En menos de media hora, los cazadores, sin cansarse, mataron toda la caza que necesitaban. Roberto se apoderó de un curioso animal perteneciente al orden de los desdentados, un armadillo, especie de tatú cubierto de conchas óseas y movibles, que tenía pie y medio de largo. Estaba muy gordo, y, al decir del patagón, debía hacer un plato excelente. Roberto no cabía de alegría en su pellejo.

Thalcave dio a sus compañeros el espectáculo de la caza del ñandú, el avestruz de las Pampas, cuya rapidez es maravillosa. Lanzó el caballo al galope, en línea recta, para alcanzarlo cuanto antes, porque errando el primer golpe, el ñandú hubiera fatigado muy pronto al caballo y al cazador con sus rápidas y continuas vueltas y revueltas. Thalcave, al llegar a cierta distancia aún bastante considerable, lanzó las bolas con mano vigorosa y con tanta destreza, que con ellas envolvió las patas del avestruz y paralizó sus esfuerzos. A los pocos segundos, la voluminosa ave yacía en tierra.

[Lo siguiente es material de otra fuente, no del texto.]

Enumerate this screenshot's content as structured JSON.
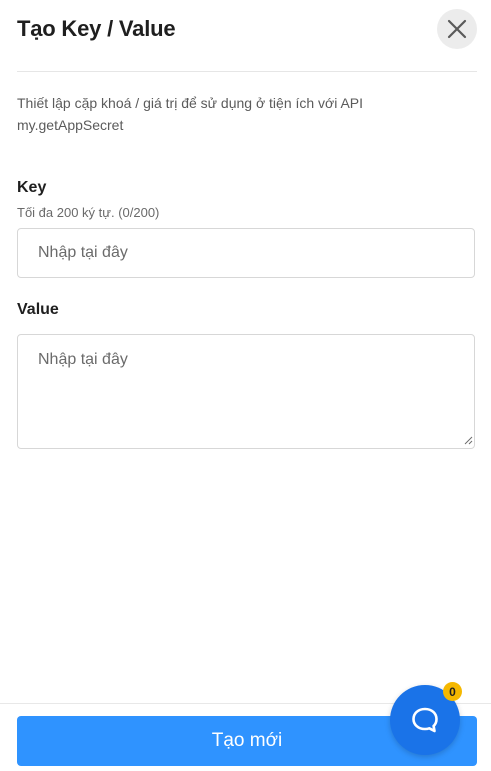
{
  "dialog": {
    "title": "Tạo Key / Value",
    "description": "Thiết lập cặp khoá / giá trị để sử dụng ở tiện ích với API my.getAppSecret",
    "close_icon": "close-icon"
  },
  "key_field": {
    "label": "Key",
    "hint": "Tối đa 200 ký tự. (0/200)",
    "value": "",
    "placeholder": "Nhập tại đây"
  },
  "value_field": {
    "label": "Value",
    "value": "",
    "placeholder": "Nhập tại đây"
  },
  "footer": {
    "submit_label": "Tạo mới"
  },
  "chat_widget": {
    "icon": "chat-bubble-icon",
    "badge_count": "0",
    "color": "#1a73e8",
    "badge_color": "#f5b800"
  },
  "colors": {
    "primary_button": "#2f93ff"
  }
}
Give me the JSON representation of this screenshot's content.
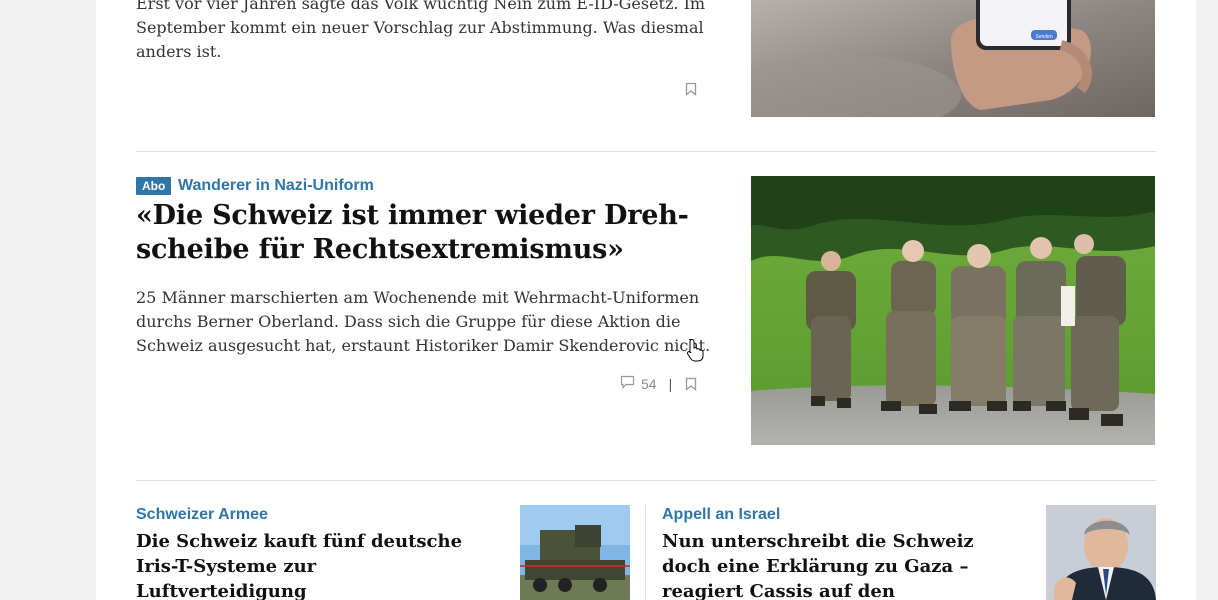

El indio se apoderó del ñandú, no para satisfacer un placer vano de cazador, sino porque su carne es muy estimada y quería que figurase también en la cena un plato de su cosecha.

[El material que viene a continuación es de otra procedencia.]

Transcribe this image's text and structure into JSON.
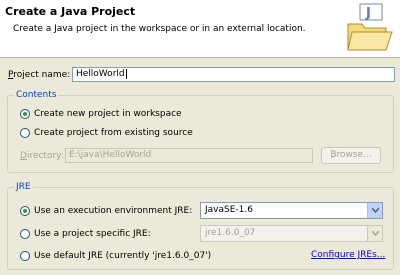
{
  "header": {
    "title": "Create a Java Project",
    "description": "Create a Java project in the workspace or in an external location.",
    "icon": "new-java-project-folder-icon"
  },
  "project_name": {
    "label_mnemonic": "P",
    "label_rest": "roject name:",
    "value": "HelloWorld"
  },
  "contents": {
    "title": "Contents",
    "options": [
      {
        "label": "Create new project in workspace",
        "checked": true
      },
      {
        "label": "Create project from existing source",
        "checked": false
      }
    ],
    "directory": {
      "label_mnemonic": "D",
      "label_rest": "irectory:",
      "value": "E:\\java\\HelloWorld",
      "browse_label": "Browse..."
    }
  },
  "jre": {
    "title": "JRE",
    "options": [
      {
        "label": "Use an execution environment JRE:",
        "checked": true,
        "combo_value": "JavaSE-1.6"
      },
      {
        "label": "Use a project specific JRE:",
        "checked": false,
        "combo_value": "jre1.6.0_07"
      },
      {
        "label": "Use default JRE (currently 'jre1.6.0_07')",
        "checked": false
      }
    ],
    "configure_link": "Configure JREs..."
  },
  "colors": {
    "accent": "#0046d5",
    "radio_dot": "#21a121",
    "link": "#0000ee"
  }
}
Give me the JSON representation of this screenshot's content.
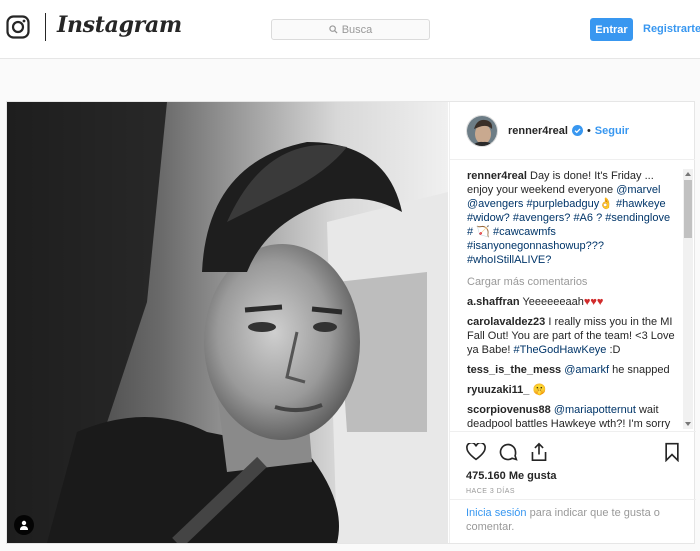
{
  "header": {
    "logo_icon": "instagram-glyph-icon",
    "wordmark": "Instagram",
    "search_placeholder": "Busca",
    "login_label": "Entrar",
    "register_label": "Registrarte"
  },
  "post": {
    "username": "renner4real",
    "verified_icon": "verified-badge-icon",
    "separator": "•",
    "follow_label": "Seguir",
    "caption": {
      "user": "renner4real",
      "text": "Day is done! It's Friday ... enjoy your weekend everyone",
      "mentions": [
        "@marvel",
        "@avengers"
      ],
      "hashtags": [
        "#purplebadguy",
        "#hawkeye",
        "#widow?",
        "#avengers?",
        "#A6 ?",
        "#sendinglove",
        "#",
        "#cawcawmfs",
        "#isanyonegonnashowup???",
        "#whoIStillALIVE?"
      ]
    },
    "load_more": "Cargar más comentarios",
    "comments": [
      {
        "user": "a.shaffran",
        "text": "Yeeeeeeaah",
        "emoji": "♥♥♥"
      },
      {
        "user": "carolavaldez23",
        "text": "I really miss you in the MI Fall Out! You are part of the team! <3 Love ya Babe!",
        "hashtag": "#TheGodHawKeye",
        "tail": ":D"
      },
      {
        "user": "tess_is_the_mess",
        "mention": "@amarkf",
        "text": "he snapped"
      },
      {
        "user": "ryuuzaki11_",
        "emoji": "🤫"
      },
      {
        "user": "scorpiovenus88",
        "mention": "@mariapotternut",
        "text": "wait deadpool battles Hawkeye wth?! I'm sorry but on that one I'm gonna have to root for deadpool"
      }
    ],
    "likes": "475.160 Me gusta",
    "time_ago": "HACE 3 DÍAS",
    "login_prompt": {
      "action": "Inicia sesión",
      "rest": "para indicar que te gusta o comentar."
    }
  }
}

Llevaron, pues, los cazadores a la ramada una buena sarta de perdices y codornices, el avestruz muerto por Thalcave, el pécari cazado por Glenarvan y el tatú cogido por Roberto. El avestruz y el pécari, cuya piel es coriácea, fueron desollados inmediatamente y cortados en pequeños trozos. El tatú es un animal precioso, que lleva consigo la cacerola en que se ha de asar, y fue, por consiguiente, colocado en su propia concha sobre las ascuas.

Los tres cazadores se contentaron, para su cena, con las perdices y codornices, guardando para sus compañeros los platos fuertes.

Se roció la cena con un agua transparente, que fue declarada superior a todos los vinos del mundo, y hasta al famoso usquebaugh2 tan codiciado en las tierras altas de Escocia.

No se olvidaron de sus caballos los cazadores. Sirvióles a la vez de cena y lecho una abundante cantidad de forraje seco, hacinado en la ramada.

Hechos todos los preparativos, Glenarvan, Roberto y el indio se envolvieron en sus ponchos y se echaron sobre un edredón de alfalfa, que es la cama habitual de los cazadores de las Pampas.